I look over at my friend in the chair. She is ashen-faced. Then I see the needle and close my eyes. I try not to think about what is happening but can sense something moving around inside me. I know the radiologist is working the needle in to get the point on to the lumps, which she says are tiny.
Eventually, it's over. I am bandaged, dressed, shaken and relieved to get out. The radiologist is surprised that we are going home by public transport. She suggests that I have some sweet tea first.
Day 21: I go to work, bandaged and bruised, and immediately regret it. I feel too shaken, tired and vulnerable, and in too much pain, to be at work.

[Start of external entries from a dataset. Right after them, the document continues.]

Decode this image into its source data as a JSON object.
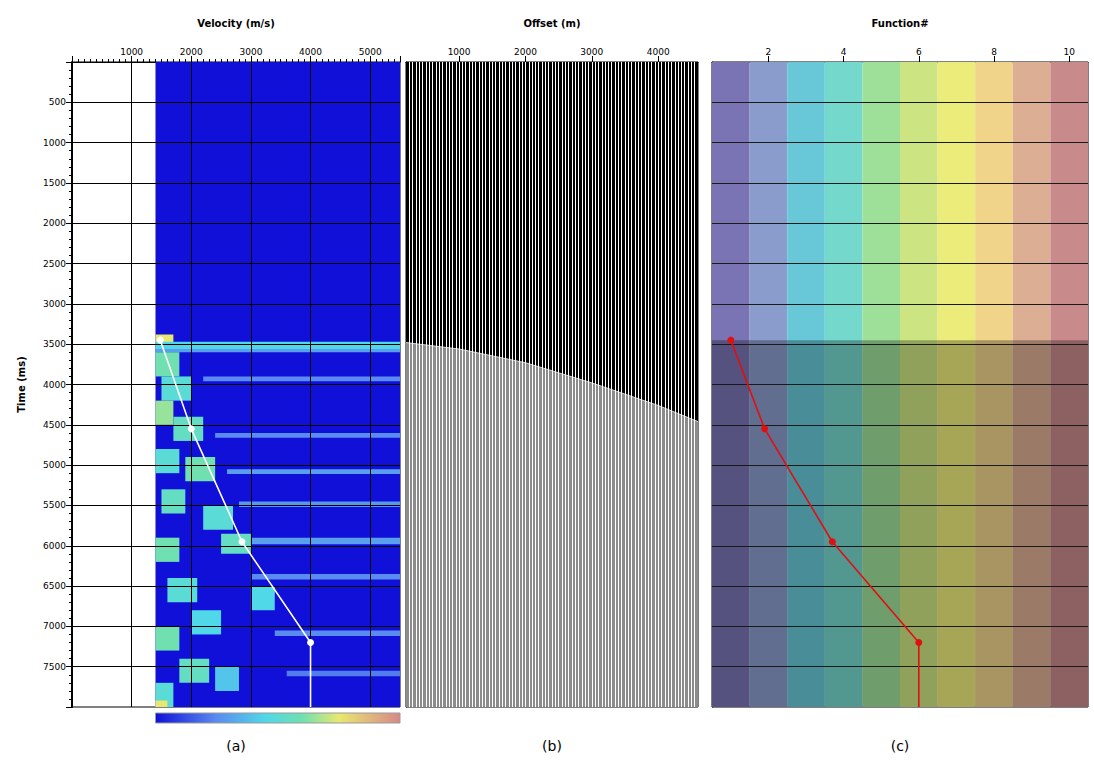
{
  "chart_data": [
    {
      "type": "velocity_semblance",
      "caption": "(a)",
      "xlabel": "Velocity (m/s)",
      "xlim": [
        0,
        5500
      ],
      "xticks": [
        1000,
        2000,
        3000,
        4000,
        5000
      ],
      "ylabel": "Time (ms)",
      "ylim": [
        0,
        8000
      ],
      "yticks": [
        500,
        1000,
        1500,
        2000,
        2500,
        3000,
        3500,
        4000,
        4500,
        5000,
        5500,
        6000,
        6500,
        7000,
        7500
      ],
      "grid": true,
      "color_range": [
        0,
        1
      ],
      "semblance": [
        {
          "velocity": [
            1400,
            5500
          ],
          "time": [
            0,
            8000
          ],
          "value": 0.0
        },
        {
          "velocity": [
            1400,
            1700
          ],
          "time": [
            3380,
            3480
          ],
          "value": 0.75
        },
        {
          "velocity": [
            1400,
            5500
          ],
          "time": [
            3470,
            3560
          ],
          "value": 0.45
        },
        {
          "velocity": [
            1400,
            5500
          ],
          "time": [
            3560,
            3600
          ],
          "value": 0.3
        },
        {
          "velocity": [
            2200,
            5500
          ],
          "time": [
            3900,
            3960
          ],
          "value": 0.25
        },
        {
          "velocity": [
            2400,
            5500
          ],
          "time": [
            4600,
            4660
          ],
          "value": 0.25
        },
        {
          "velocity": [
            2600,
            5500
          ],
          "time": [
            5050,
            5110
          ],
          "value": 0.3
        },
        {
          "velocity": [
            2800,
            5500
          ],
          "time": [
            5450,
            5520
          ],
          "value": 0.28
        },
        {
          "velocity": [
            3000,
            5500
          ],
          "time": [
            5900,
            5980
          ],
          "value": 0.3
        },
        {
          "velocity": [
            3000,
            5500
          ],
          "time": [
            6350,
            6420
          ],
          "value": 0.25
        },
        {
          "velocity": [
            3400,
            5500
          ],
          "time": [
            7050,
            7120
          ],
          "value": 0.25
        },
        {
          "velocity": [
            3600,
            5500
          ],
          "time": [
            7550,
            7620
          ],
          "value": 0.22
        },
        {
          "velocity": [
            1400,
            1800
          ],
          "time": [
            3600,
            3900
          ],
          "value": 0.6
        },
        {
          "velocity": [
            1500,
            2000
          ],
          "time": [
            3900,
            4200
          ],
          "value": 0.5
        },
        {
          "velocity": [
            1400,
            1700
          ],
          "time": [
            4200,
            4500
          ],
          "value": 0.65
        },
        {
          "velocity": [
            1700,
            2200
          ],
          "time": [
            4400,
            4700
          ],
          "value": 0.55
        },
        {
          "velocity": [
            1400,
            1800
          ],
          "time": [
            4800,
            5100
          ],
          "value": 0.5
        },
        {
          "velocity": [
            1900,
            2400
          ],
          "time": [
            4900,
            5200
          ],
          "value": 0.6
        },
        {
          "velocity": [
            1500,
            1900
          ],
          "time": [
            5300,
            5600
          ],
          "value": 0.55
        },
        {
          "velocity": [
            2200,
            2700
          ],
          "time": [
            5500,
            5800
          ],
          "value": 0.5
        },
        {
          "velocity": [
            1400,
            1800
          ],
          "time": [
            5900,
            6200
          ],
          "value": 0.6
        },
        {
          "velocity": [
            2500,
            3000
          ],
          "time": [
            5850,
            6100
          ],
          "value": 0.55
        },
        {
          "velocity": [
            1600,
            2100
          ],
          "time": [
            6400,
            6700
          ],
          "value": 0.5
        },
        {
          "velocity": [
            2000,
            2500
          ],
          "time": [
            6800,
            7100
          ],
          "value": 0.45
        },
        {
          "velocity": [
            1400,
            1800
          ],
          "time": [
            7000,
            7300
          ],
          "value": 0.6
        },
        {
          "velocity": [
            3000,
            3400
          ],
          "time": [
            6500,
            6800
          ],
          "value": 0.45
        },
        {
          "velocity": [
            1800,
            2300
          ],
          "time": [
            7400,
            7700
          ],
          "value": 0.55
        },
        {
          "velocity": [
            1400,
            1700
          ],
          "time": [
            7700,
            8000
          ],
          "value": 0.5
        },
        {
          "velocity": [
            2400,
            2800
          ],
          "time": [
            7500,
            7800
          ],
          "value": 0.4
        },
        {
          "velocity": [
            1400,
            1600
          ],
          "time": [
            7920,
            8000
          ],
          "value": 0.75
        }
      ],
      "picks": {
        "velocity": [
          1480,
          2000,
          2850,
          4000,
          4000
        ],
        "time": [
          3450,
          4550,
          5950,
          7200,
          8000
        ],
        "color": "#ffffff",
        "marker": "circle"
      }
    },
    {
      "type": "gather",
      "caption": "(b)",
      "xlabel": "Offset (m)",
      "xlim": [
        200,
        4600
      ],
      "xticks": [
        1000,
        2000,
        3000,
        4000
      ],
      "ylim": [
        0,
        8000
      ],
      "yticks": [
        500,
        1000,
        1500,
        2000,
        2500,
        3000,
        3500,
        4000,
        4500,
        5000,
        5500,
        6000,
        6500,
        7000,
        7500
      ],
      "tick_labels": "x",
      "grid": false,
      "trace_offsets": [
        250,
        300,
        350,
        400,
        450,
        500,
        550,
        600,
        650,
        700,
        750,
        800,
        850,
        900,
        950,
        1000,
        1050,
        1100,
        1150,
        1200,
        1250,
        1300,
        1350,
        1400,
        1450,
        1500,
        1550,
        1600,
        1650,
        1700,
        1750,
        1800,
        1850,
        1900,
        1950,
        2000,
        2050,
        2100,
        2150,
        2200,
        2250,
        2300,
        2350,
        2400,
        2450,
        2500,
        2550,
        2600,
        2650,
        2700,
        2750,
        2800,
        2850,
        2900,
        2950,
        3000,
        3050,
        3100,
        3150,
        3200,
        3250,
        3300,
        3350,
        3400,
        3450,
        3500,
        3550,
        3600,
        3650,
        3700,
        3750,
        3800,
        3850,
        3900,
        3950,
        4000,
        4050,
        4100,
        4150,
        4200,
        4250,
        4300,
        4350,
        4400,
        4450,
        4500,
        4550
      ],
      "mute": {
        "offset": [
          200,
          1000,
          2000,
          3000,
          4000,
          4600
        ],
        "time": [
          3480,
          3560,
          3730,
          3980,
          4260,
          4460
        ]
      }
    },
    {
      "type": "function_panel",
      "caption": "(c)",
      "xlabel": "Function#",
      "xlim": [
        0.5,
        10.5
      ],
      "xticks": [
        2,
        4,
        6,
        8,
        10
      ],
      "ylim": [
        0,
        8000
      ],
      "yticks": [
        500,
        1000,
        1500,
        2000,
        2500,
        3000,
        3500,
        4000,
        4500,
        5000,
        5500,
        6000,
        6500,
        7000,
        7500
      ],
      "tick_labels": "x",
      "grid": "y",
      "functions": [
        1,
        2,
        3,
        4,
        5,
        6,
        7,
        8,
        9,
        10
      ],
      "colors": [
        "#7a74b4",
        "#8a9ccc",
        "#68c8d8",
        "#74d8cc",
        "#9ee09a",
        "#cce482",
        "#ecec7a",
        "#f0d48a",
        "#dcae94",
        "#c88a8a"
      ],
      "gather_top": 3450,
      "picks": {
        "function": [
          1.0,
          1.9,
          3.7,
          6.0,
          6.0
        ],
        "time": [
          3450,
          4550,
          5950,
          7200,
          8000
        ],
        "color": "#e01010",
        "marker": "circle"
      }
    }
  ]
}
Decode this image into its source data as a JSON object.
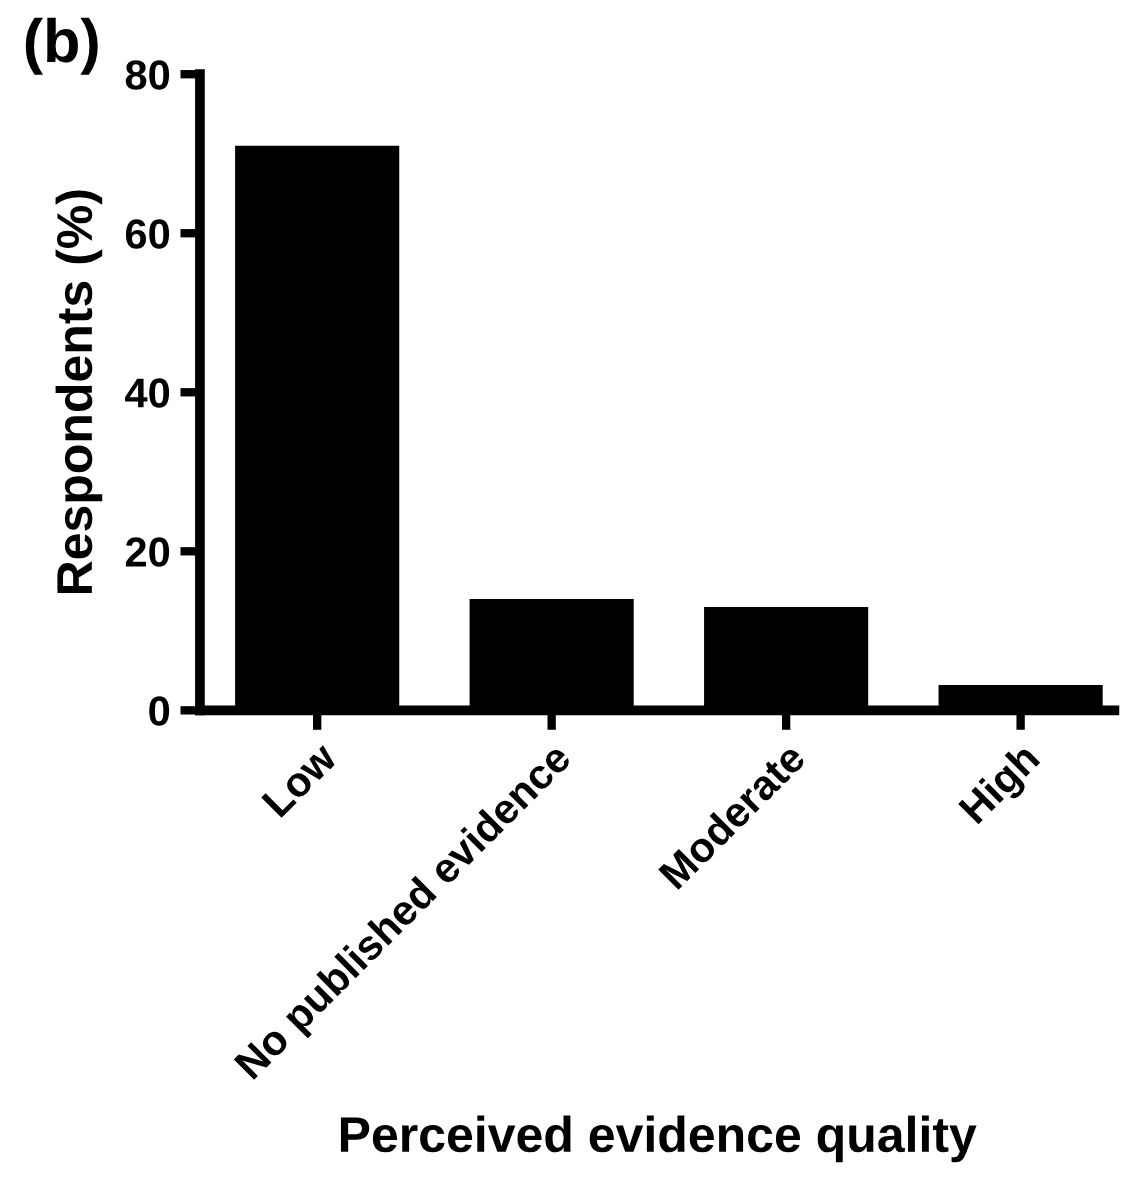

Day 25: Back at work, rather pointlessly as I can hardly sit still. Later I wait at London Bridge station for two friends to turn up. I arranged back-up this time in case one faints.
The three of us file into the consulting room at Guy's after the surgeon. He smiles and begins by asking me about the biopsy, expressing sympathy for the bruising and general unpleasantness of it all. Then he casually mentions that the lumps were fibroadenomas, as he thought, and harmless. "There were no cancerous cells?" I ask. "No. None. We don't need to take them out. We are sure."
Later on I write a text message on my mobile - "All clear" - and send it to everyone I can think of.